Will Walt Make It To The 'Breaking Bad' Finale?

We all know that Breaking Bad comes to an end next week. And if you didn't, the penultimate episode's incessant hints that Walter White is on the brink of death should be enough to take you there. (There's lots of horrific coughing, be warned.)

Walt's nasty phone call to Skyler has been revealed as a ploy to get the Feds off her back (look, not all of us got that right away). Walt tells Saul early on, "As far as the police are concerned, Skyler was a blameless victim," but then again, with her public defender and regular meetings with agents looking to capture the now-MIA Walt (she tells them truthfully, "I understand that I am in terrible trouble… but the truth is that I can't give you what you want, I don't know where he is."), it sure didn't do much. Walt taking the blame in person might just be a little more helpful.

All the while, Walt is living in a snowy shack in New Hampshire with a month's worth of mostly canned food and a few steaks in the freezer. For $50,000, that's not exactly a bargain, but hey, when your former business partner is on Charlie Rose defending his dealings with you ages ago, you're kind of a big deal. (Though, reality check: When was the last time a hunt for any kind of drug-related case has gotten this much attention in real life media? The Wire does not count.)

And that disappearing act comes with strings too. No calls, no Internet, no visiting the nearby town.

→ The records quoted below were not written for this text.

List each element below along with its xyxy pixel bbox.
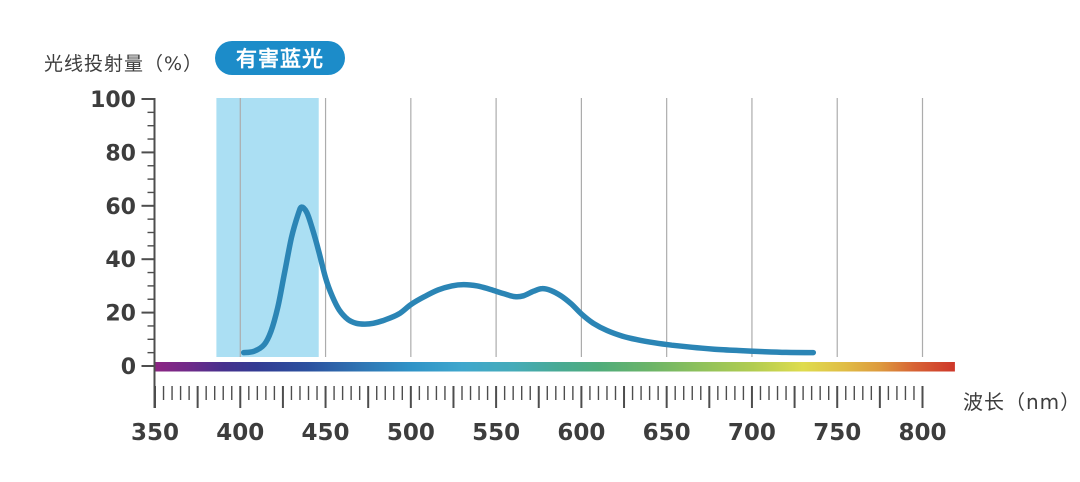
svg-text:750: 750 bbox=[813, 420, 861, 446]
svg-text:700: 700 bbox=[728, 420, 776, 446]
svg-text:100: 100 bbox=[90, 88, 136, 113]
svg-text:550: 550 bbox=[472, 420, 520, 446]
gridlines bbox=[239, 98, 924, 357]
y-axis bbox=[141, 98, 156, 408]
x-tick-labels: 350 400 450 500 550 600 650 700 750 800 bbox=[131, 420, 947, 446]
svg-text:500: 500 bbox=[387, 420, 435, 446]
svg-text:450: 450 bbox=[302, 420, 350, 446]
svg-text:40: 40 bbox=[105, 248, 136, 273]
x-axis-title: 波长（nm） bbox=[963, 390, 1080, 414]
svg-text:60: 60 bbox=[105, 195, 136, 220]
x-ruler-ticks bbox=[154, 386, 924, 408]
spectrum-curve bbox=[240, 204, 817, 356]
svg-text:20: 20 bbox=[105, 302, 136, 327]
svg-text:800: 800 bbox=[898, 420, 946, 446]
svg-text:650: 650 bbox=[643, 420, 691, 446]
spectrum-bar bbox=[155, 362, 955, 372]
harmful-blue-light-badge: 有害蓝光 bbox=[215, 41, 345, 75]
svg-text:600: 600 bbox=[557, 420, 605, 446]
svg-text:350: 350 bbox=[131, 420, 179, 446]
svg-text:0: 0 bbox=[121, 355, 136, 380]
highlight-band bbox=[216, 98, 319, 357]
svg-text:400: 400 bbox=[216, 420, 264, 446]
svg-text:80: 80 bbox=[105, 141, 136, 166]
badge-label: 有害蓝光 bbox=[236, 47, 324, 71]
y-axis-title: 光线投射量（%） bbox=[44, 53, 204, 75]
y-tick-labels: 0 20 40 60 80 100 bbox=[90, 88, 136, 380]
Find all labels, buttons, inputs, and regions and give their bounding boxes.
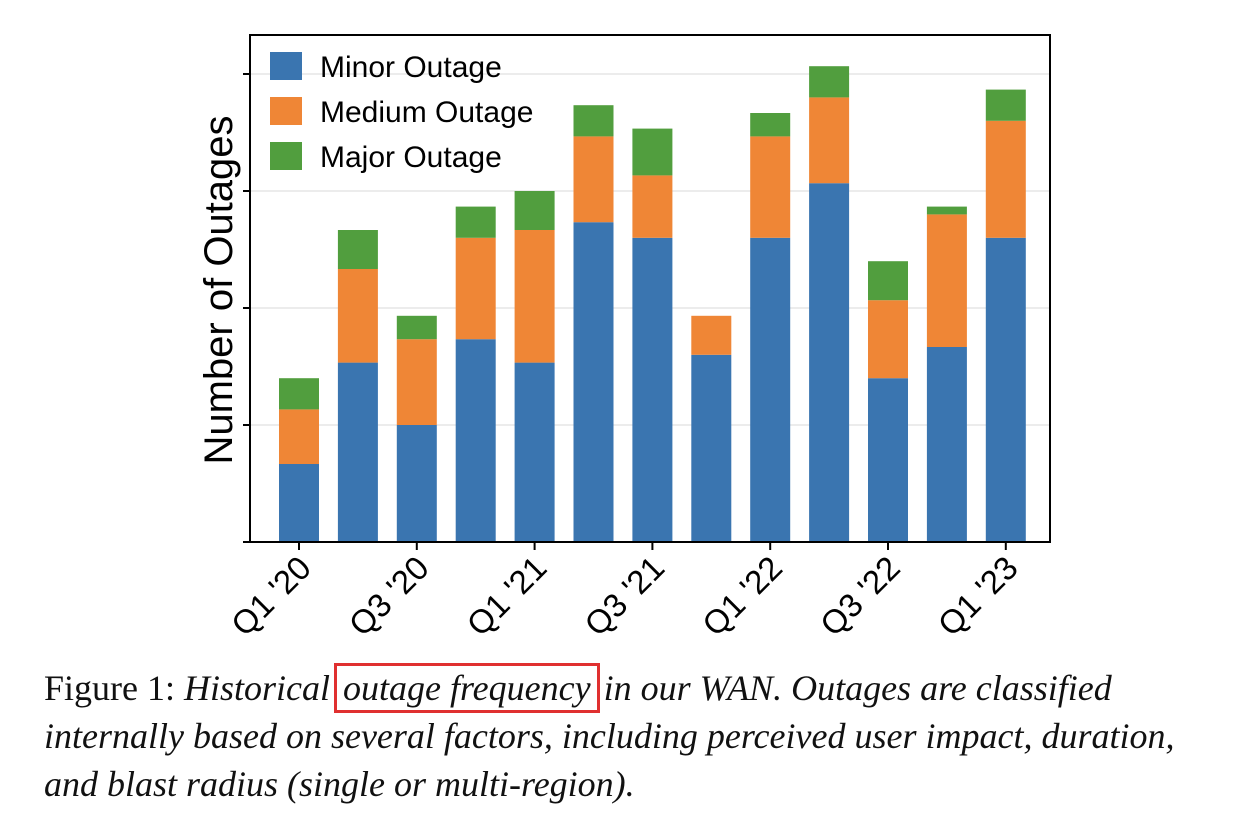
bar-minor-outage — [514, 362, 555, 542]
bar-major-outage — [809, 66, 850, 98]
bar-major-outage — [396, 315, 437, 340]
bar-minor-outage — [573, 222, 614, 542]
bar-medium-outage — [337, 269, 378, 363]
bar-medium-outage — [985, 120, 1026, 238]
bar-medium-outage — [750, 136, 791, 238]
figure-caption: Figure 1: Historical outage frequency in… — [44, 663, 1194, 808]
bar-minor-outage — [868, 378, 908, 542]
bar-minor-outage — [337, 362, 378, 542]
x-tick-label: Q3 '21 — [577, 549, 671, 643]
bar-major-outage — [985, 89, 1026, 121]
bar-minor-outage — [455, 339, 496, 542]
bar-major-outage — [926, 206, 967, 215]
bar-minor-outage — [632, 237, 673, 543]
x-tick-label: Q1 '21 — [459, 549, 553, 643]
bar-major-outage — [573, 105, 614, 137]
legend-label-minor-outage: Minor Outage — [320, 51, 502, 84]
x-tick-label: Q1 '23 — [931, 549, 1025, 643]
caption-highlighted-phrase: outage frequency — [334, 663, 600, 713]
bar-minor-outage — [750, 237, 791, 543]
bar-medium-outage — [632, 175, 673, 238]
bar-minor-outage — [985, 237, 1026, 543]
bar-minor-outage — [396, 425, 437, 542]
x-tick-label: Q1 '20 — [224, 549, 318, 643]
bar-major-outage — [868, 261, 908, 301]
legend-label-medium-outage: Medium Outage — [320, 96, 533, 129]
legend-swatch-major-outage — [270, 142, 302, 170]
bar-medium-outage — [396, 339, 437, 425]
x-tick-label: Q1 '22 — [695, 549, 789, 643]
x-tick-labels: Q1 '20 Q3 '20 Q1 '21 Q3 '21 Q1 '22 Q3 '22 Q1 '… — [224, 549, 1025, 643]
caption-text-before: Historical — [184, 668, 331, 708]
legend: Minor Outage Medium Outage Major Outage — [270, 51, 533, 174]
legend-swatch-medium-outage — [270, 97, 302, 125]
bar-medium-outage — [868, 300, 908, 379]
bar-minor-outage — [691, 354, 732, 542]
bar-medium-outage — [279, 409, 319, 464]
bar-major-outage — [455, 206, 496, 238]
bar-major-outage — [514, 191, 555, 230]
axis-ticks — [243, 73, 1007, 550]
bar-medium-outage — [514, 230, 555, 363]
bar-minor-outage — [809, 183, 850, 542]
bar-medium-outage — [809, 97, 850, 184]
bar-medium-outage — [691, 315, 732, 355]
caption-text-after: in our WAN. Outages are classified inter… — [44, 668, 1175, 804]
bar-major-outage — [632, 128, 673, 176]
bar-medium-outage — [455, 237, 496, 340]
x-tick-label: Q3 '20 — [342, 549, 436, 643]
bar-medium-outage — [926, 214, 967, 347]
plot-frame — [249, 34, 1051, 543]
caption-figure-number: Figure 1: — [44, 668, 175, 708]
bar-series — [279, 66, 1026, 543]
bar-major-outage — [337, 230, 378, 269]
bar-minor-outage — [926, 347, 967, 542]
legend-swatch-minor-outage — [270, 52, 302, 80]
stacked-bar-chart: Q1 '20 Q3 '20 Q1 '21 Q3 '21 Q1 '22 Q3 '22 Q1 '… — [197, 34, 1051, 643]
legend-label-major-outage: Major Outage — [320, 141, 502, 174]
bar-major-outage — [750, 113, 791, 137]
bar-minor-outage — [279, 464, 319, 542]
y-axis-label: Number of Outages — [197, 115, 241, 464]
x-tick-label: Q3 '22 — [813, 549, 907, 643]
bar-medium-outage — [573, 136, 614, 223]
bar-major-outage — [279, 378, 319, 410]
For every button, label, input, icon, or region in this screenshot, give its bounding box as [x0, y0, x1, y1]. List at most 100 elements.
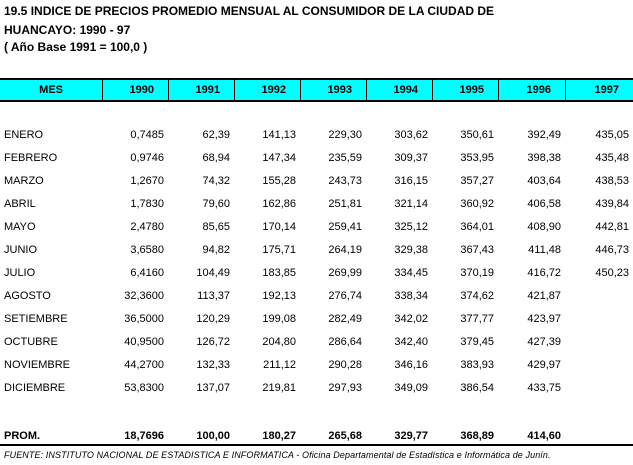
value-cell: 286,64 [328, 336, 362, 348]
value-cell: 325,12 [394, 221, 428, 233]
value-cell: 259,41 [328, 221, 362, 233]
table-row: DICIEMBRE 53,8300 137,07 219,81 297,93 349,09… [0, 380, 633, 396]
value-cell: 364,01 [460, 221, 494, 233]
value-cell: 276,74 [328, 290, 362, 302]
table-row: ENERO 0,7485 62,39 141,13 229,30 303,62 350,61… [0, 127, 633, 143]
value-cell: 290,28 [328, 359, 362, 371]
value-cell: 282,49 [328, 313, 362, 325]
header-year: 1991 [195, 84, 220, 96]
value-cell: 435,48 [595, 152, 629, 164]
value-cell: 342,40 [394, 336, 428, 348]
value-cell: 446,73 [595, 244, 629, 256]
month-label: MAYO [4, 221, 36, 233]
value-cell: 416,72 [527, 267, 561, 279]
value-cell: 68,94 [202, 152, 230, 164]
value-cell: 199,08 [262, 313, 296, 325]
value-cell: 377,77 [460, 313, 494, 325]
header-year: 1997 [594, 84, 619, 96]
value-cell: 398,38 [527, 152, 561, 164]
month-label: FEBRERO [4, 152, 58, 164]
value-cell: 132,33 [196, 359, 230, 371]
base-year-note: ( Año Base 1991 = 100,0 ) [4, 40, 148, 54]
value-cell: 53,8300 [124, 382, 164, 394]
table-row: ABRIL 1,7830 79,60 162,86 251,81 321,14 360,92… [0, 196, 633, 212]
header-year: 1993 [327, 84, 352, 96]
value-cell: 433,75 [527, 382, 561, 394]
value-cell: 162,86 [262, 198, 296, 210]
value-cell: 211,12 [263, 359, 296, 371]
value-cell: 94,82 [202, 244, 230, 256]
value-cell: 349,09 [394, 382, 428, 394]
value-cell: 0,9746 [130, 152, 164, 164]
month-label: NOVIEMBRE [4, 359, 71, 371]
value-cell: 243,73 [328, 175, 362, 187]
value-cell: 334,45 [394, 267, 428, 279]
source-note: FUENTE: INSTITUTO NACIONAL DE ESTADISTIC… [4, 450, 551, 460]
header-divider [168, 78, 169, 102]
header-divider [102, 78, 103, 102]
value-cell: 316,15 [394, 175, 428, 187]
value-cell: 360,92 [460, 198, 494, 210]
value-cell: 170,14 [262, 221, 296, 233]
header-divider [432, 78, 433, 102]
value-cell: 6,4160 [130, 267, 164, 279]
value-cell: 329,38 [394, 244, 428, 256]
header-year: 1992 [261, 84, 286, 96]
value-cell: 383,93 [460, 359, 494, 371]
value-cell: 180,27 [262, 430, 296, 442]
value-cell: 442,81 [595, 221, 629, 233]
value-cell: 219,81 [262, 382, 296, 394]
value-cell: 251,81 [328, 198, 362, 210]
header-year: 1990 [129, 84, 154, 96]
value-cell: 350,61 [460, 129, 494, 141]
month-label: OCTUBRE [4, 336, 58, 348]
value-cell: 353,95 [460, 152, 494, 164]
value-cell: 155,28 [262, 175, 296, 187]
value-cell: 392,49 [527, 129, 561, 141]
value-cell: 62,39 [202, 129, 230, 141]
value-cell: 338,34 [394, 290, 428, 302]
value-cell: 423,97 [527, 313, 561, 325]
month-label: MARZO [4, 175, 44, 187]
value-cell: 374,62 [460, 290, 494, 302]
value-cell: 303,62 [394, 129, 428, 141]
table-row: NOVIEMBRE 44,2700 132,33 211,12 290,28 346,16… [0, 357, 633, 373]
value-cell: 74,32 [202, 175, 230, 187]
value-cell: 435,05 [595, 129, 629, 141]
value-cell: 113,37 [197, 290, 230, 302]
header-divider [234, 78, 235, 102]
month-label: JUNIO [4, 244, 37, 256]
average-row: PROM. 18,7696 100,00 180,27 265,68 329,77 368,… [0, 428, 633, 444]
value-cell: 329,77 [394, 430, 428, 442]
table-subtitle: HUANCAYO: 1990 - 97 [4, 23, 131, 37]
table-row: SETIEMBRE 36,5000 120,29 199,08 282,49 342,02… [0, 311, 633, 327]
value-cell: 403,64 [527, 175, 561, 187]
month-label: ENERO [4, 129, 44, 141]
value-cell: 204,80 [262, 336, 296, 348]
month-label: ABRIL [4, 198, 36, 210]
header-divider [565, 78, 566, 102]
value-cell: 450,23 [595, 267, 629, 279]
value-cell: 44,2700 [124, 359, 164, 371]
table-bottom-rule [0, 444, 633, 446]
month-label: DICIEMBRE [4, 382, 66, 394]
value-cell: 386,54 [460, 382, 494, 394]
value-cell: 147,34 [262, 152, 296, 164]
table-title: 19.5 INDICE DE PRECIOS PROMEDIO MENSUAL … [4, 4, 495, 18]
value-cell: 408,90 [527, 221, 561, 233]
value-cell: 40,9500 [124, 336, 164, 348]
value-cell: 85,65 [202, 221, 230, 233]
header-year: 1994 [393, 84, 418, 96]
value-cell: 439,84 [595, 198, 629, 210]
value-cell: 229,30 [328, 129, 362, 141]
value-cell: 309,37 [394, 152, 428, 164]
value-cell: 265,68 [328, 430, 362, 442]
value-cell: 3,6580 [130, 244, 164, 256]
value-cell: 346,16 [394, 359, 428, 371]
value-cell: 429,97 [527, 359, 561, 371]
header-divider [498, 78, 499, 102]
value-cell: 367,43 [460, 244, 494, 256]
value-cell: 235,59 [328, 152, 362, 164]
value-cell: 18,7696 [124, 430, 164, 442]
value-cell: 411,48 [528, 244, 561, 256]
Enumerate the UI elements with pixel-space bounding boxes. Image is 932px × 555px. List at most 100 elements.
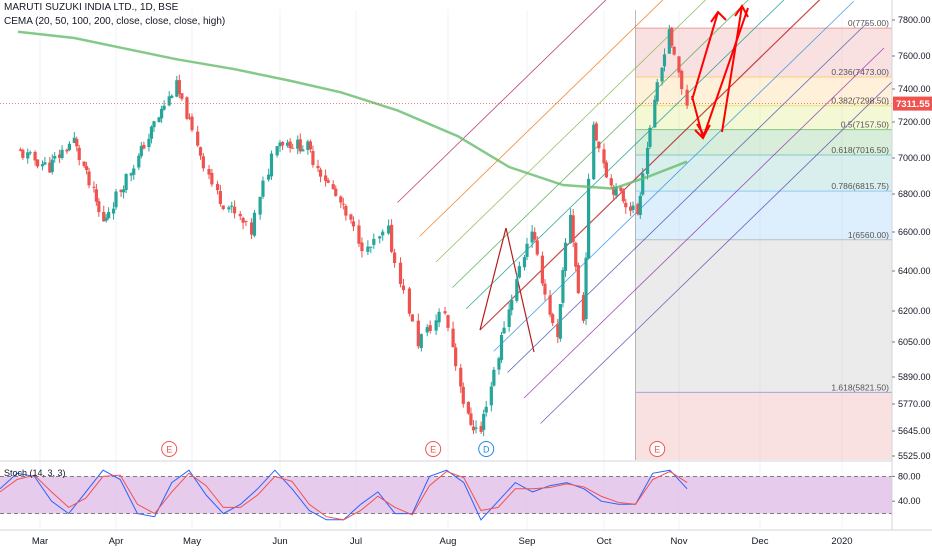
- candle-body: [334, 188, 338, 196]
- event-marker-label: E: [430, 445, 436, 455]
- candle-body: [291, 147, 295, 149]
- stoch-band: [0, 476, 892, 514]
- candle-body: [261, 180, 265, 197]
- indicator-legend: CEMA (20, 50, 100, 200, close, close, cl…: [4, 16, 226, 27]
- candle-body: [576, 264, 580, 294]
- event-marker: [478, 441, 495, 457]
- candle-body: [556, 324, 560, 338]
- candle-body: [499, 334, 504, 360]
- candle-body: [157, 117, 161, 123]
- candle-body: [631, 205, 635, 210]
- candle-body: [97, 201, 101, 213]
- candle-body: [308, 141, 312, 150]
- candle-body: [398, 262, 403, 285]
- candle-body: [419, 334, 423, 349]
- price-tick-label: 5890.00: [898, 372, 931, 382]
- candle-body: [645, 147, 650, 175]
- price-axis: [892, 0, 932, 530]
- time-tick-label: Jul: [350, 536, 362, 547]
- candle-body: [469, 413, 473, 425]
- price-tick-label: 7000.00: [898, 153, 931, 163]
- candle-body: [339, 196, 343, 203]
- stoch-d-line: [0, 470, 688, 521]
- candle-body: [548, 295, 552, 315]
- fib-zone: [635, 155, 892, 192]
- price-tick-label: 6800.00: [898, 189, 931, 199]
- candle-body: [378, 236, 382, 239]
- candle-body: [482, 413, 486, 430]
- fib-zone: [635, 129, 892, 156]
- red-arrow: [691, 11, 719, 101]
- candle-body: [558, 304, 562, 339]
- candle-body: [207, 169, 211, 175]
- candle-body: [525, 243, 529, 257]
- pitchfork-line: [419, 0, 664, 237]
- candle-body: [587, 178, 591, 259]
- candle-body: [301, 149, 305, 152]
- candle-body: [489, 386, 493, 406]
- candle-body: [139, 146, 143, 157]
- price-tick-label: 7200.00: [898, 117, 931, 127]
- candle-body: [425, 327, 429, 333]
- candle-body: [201, 156, 205, 169]
- candle-body: [621, 190, 625, 202]
- candle-body: [581, 295, 586, 321]
- candle-body: [670, 27, 674, 46]
- candle-body: [360, 242, 364, 252]
- candle-body: [185, 97, 189, 119]
- candle-body: [602, 149, 606, 164]
- candle-body: [479, 426, 483, 432]
- candle-body: [122, 189, 126, 193]
- fib-level-label: 0.236(7473.00): [831, 67, 889, 77]
- candle-body: [638, 195, 642, 215]
- candle-body: [180, 93, 184, 99]
- candle-body: [571, 215, 575, 242]
- candle-body: [502, 327, 506, 334]
- candle-body: [252, 212, 257, 236]
- candle-body: [474, 427, 478, 429]
- candle-body: [124, 174, 128, 190]
- candle-body: [147, 138, 151, 148]
- last-price-label: 7311.55: [896, 99, 931, 110]
- candle-body: [175, 80, 179, 97]
- candle-body: [72, 137, 76, 143]
- candle-body: [278, 142, 282, 147]
- candle-body: [530, 231, 534, 243]
- candle-body: [533, 232, 537, 240]
- candle-body: [349, 214, 353, 220]
- fib-level-label: 0.786(6815.75): [831, 181, 889, 191]
- candle-body: [594, 123, 598, 141]
- candle-body: [43, 162, 47, 165]
- candle-body: [459, 367, 463, 387]
- candle-body: [510, 299, 514, 311]
- candle-body: [401, 285, 406, 291]
- candle-body: [48, 162, 52, 173]
- candle-body: [561, 269, 565, 303]
- candle-body: [280, 141, 285, 146]
- time-tick-label: 2020: [831, 536, 852, 547]
- candle-body: [416, 320, 420, 347]
- candle-body: [33, 151, 37, 161]
- price-tick-label: 5525.00: [898, 451, 931, 461]
- stoch-legend: Stoch (14, 3, 3): [4, 468, 66, 478]
- price-tick-label: 5770.00: [898, 399, 931, 409]
- candle-body: [94, 189, 98, 202]
- time-tick-label: Apr: [109, 536, 124, 547]
- candle-body: [540, 255, 544, 284]
- red-arrow: [703, 7, 749, 136]
- candle-body: [275, 146, 279, 156]
- pitchfork-line: [452, 0, 749, 288]
- fib-level-label: 0.5(7157.50): [841, 120, 889, 130]
- candle-body: [21, 149, 25, 158]
- red-arrowhead: [734, 4, 749, 18]
- candle-body: [390, 224, 394, 252]
- candle-body: [324, 175, 328, 181]
- candle-body: [77, 147, 81, 161]
- candle-body: [170, 95, 174, 98]
- pitchfork-line: [493, 0, 855, 352]
- time-tick-label: Jun: [272, 536, 287, 547]
- candle-body: [18, 149, 22, 151]
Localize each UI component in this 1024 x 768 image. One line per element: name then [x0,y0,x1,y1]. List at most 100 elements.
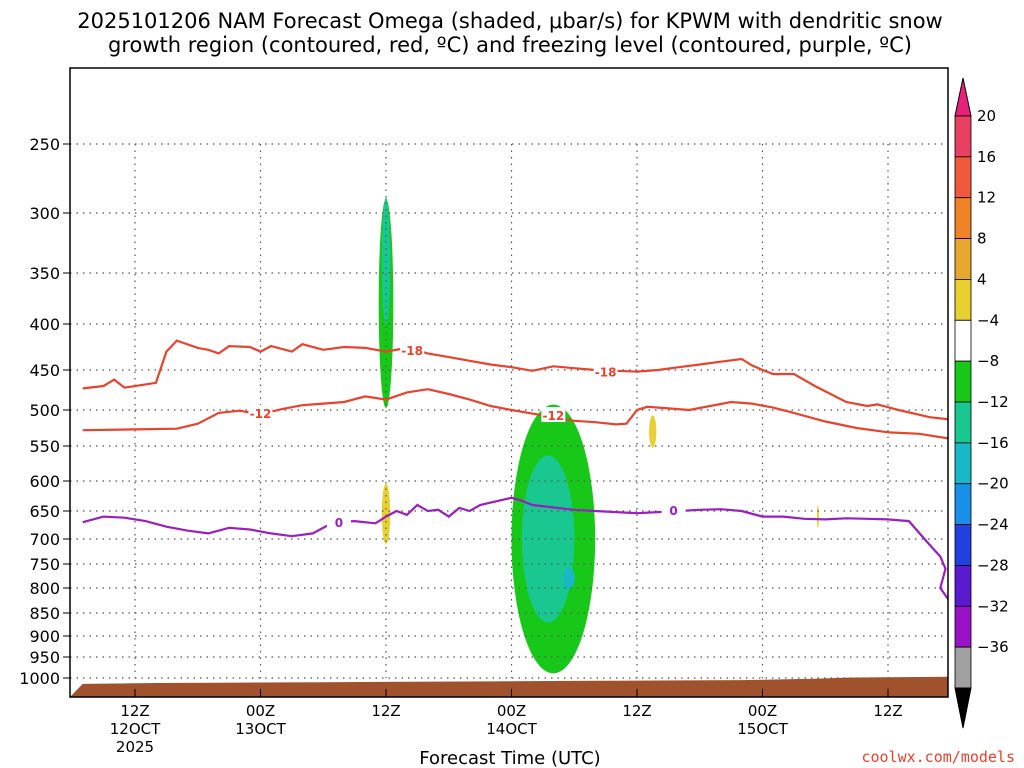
colorbar-tick-label: −4 [977,311,999,329]
contour-label-minus12-bg [248,404,273,420]
omega-region [563,567,575,590]
x-tick-label: 13OCT [235,720,286,738]
colorbar-tick-label: −32 [977,597,1009,615]
colorbar-swatch [954,401,972,444]
colorbar-swatch [954,483,972,525]
x-tick-label: 12OCT [110,720,161,738]
omega-region [186,637,220,661]
x-tick-label: 00Z [497,702,526,720]
colorbar-swatch [954,238,972,280]
contour-label-zero-bg [661,501,686,517]
contour-label-minus18-bg [593,363,618,379]
omega-region [459,550,470,568]
colorbar-swatch [954,605,972,648]
credit-text: coolwx.com/models [861,748,1015,766]
colorbar-swatch [954,442,972,485]
contour-label-minus18: -18 [401,344,423,358]
contour-label-zero: 0 [669,504,677,518]
colorbar-tick-label: 12 [977,189,996,207]
y-tick-label: 750 [29,555,60,574]
omega-region [304,644,353,657]
y-tick-label: 300 [29,204,60,223]
omega-region [649,415,657,448]
colorbar-swatch [954,156,972,199]
colorbar-tick-label: −28 [977,556,1009,574]
contour-label-minus12: -12 [542,409,564,423]
x-tick-label: 12Z [371,702,400,720]
colorbar-swatch [954,360,972,403]
contour-label-zero-bg [326,514,351,530]
y-tick-label: 650 [29,502,60,521]
x-axis-label: Forecast Time (UTC) [419,748,600,768]
contour-label-zero: 0 [335,516,343,530]
colorbar-swatch [954,565,972,607]
y-tick-label: 600 [29,472,60,491]
x-tick-label: 15OCT [737,720,788,738]
y-tick-label: 450 [29,361,60,380]
freezing-level-line [82,496,948,601]
omega-region [265,449,273,478]
y-tick-label: 800 [29,579,60,598]
terrain-layer [70,676,948,697]
y-tick-label: 1000 [19,669,60,688]
y-tick-label: 250 [29,135,60,154]
x-tick-label: 12Z [873,702,902,720]
omega-region [427,340,435,432]
terrain [70,676,948,697]
contour-label-minus18: -18 [595,366,617,380]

In fact, once Walt leaves his two acres of trees, he's on his own with no more pricey protection. Of course, this means he can't get revenge on Jack or continue to fail to protect his family. In a rush of hubris on his very first day, he trudges to the gate… and chickens out.

Walt stays in the hut for what seems like awhile (there's beard to prove it), and the next time we see him at the gate, it's as if he's about to make his dash back to humanity. Too bad he's receiving another monthly shipment of food and newspapers.

At the end of the visit, Walt begs the Disappearer/vacuum repair man (man man) to stay for another two hours — offering him $10,000 in exchange. They bargain and agree on one hour for $10,000, and it's clear just how desperate Walt is for human interaction, even if it's just cards. "One of these days when you come up here. I'll be dead. My money over there, what happens to it then? What if I asked you to give it to my family, would you do it?" Walt asks.

"If I said yes, would you believe me?" The Disappearer replies.

Of course, desperation leads to crazy things. Like going into town, hitting up the nearby dive bar, and calling your kid to tell him you plan to mail his friend a big box of money. Walt Jr. has been getting ballsier and better throughout the show (he should write a book for teens on overcoming adversity) and finally calls Walt on his crap, screaming into the phone — in the middle of school after being called out of class for a phone call, no less — "What you did to mom, you killed Hank… I don't want anything from you! Why don't you just die already? Just die."

While big boxes of money may sound like the best present Santa Claus could bring the common man, when your family is under investigation for being involved with a drug kingpin, getting deliveries of money might fall under the "suspicious" category. Walt tries to prove to his son that he's not a bad person; it's not like he intended for tons of people to die for his greed (all in the name of his family!). And then he dials up the DEA and asks to speak to the person in charge of the Walter White investigation. Who's calling, they ask? Walter White, of course. And he leaves the phone hanging.

The episode ends with the sheriff's department in small town New Hampshire (it's so remote they couldn't get some DEA SUVs up there?) surrounding the dive bar.

This would be a great teaching moment to tell kids: Hey, crime doesn't pay!

In the meantime, Walt isn't the only one who might get the ax. "We can't settle for sending messages," Lydia says to Todd about Skyler as she contemplates cutting off their business relationship due to the risk involved. "I'm not like you and your uncle. I can't handle this kind of risk. We'll have to take a break." (She's swayed back in when Todd tells her he's making pure blue meth again.)

And Jesse attempts to escape from his cage in the ground, but gets caught just as he's about to jump over the fence to freedom. His punishment? Andrea is lured out of her house and shot right in front of him. "Remember, there's still the kid," Jack reminds Jesse as he's hauled away to make more of the 96 percent pure meth he has been producing.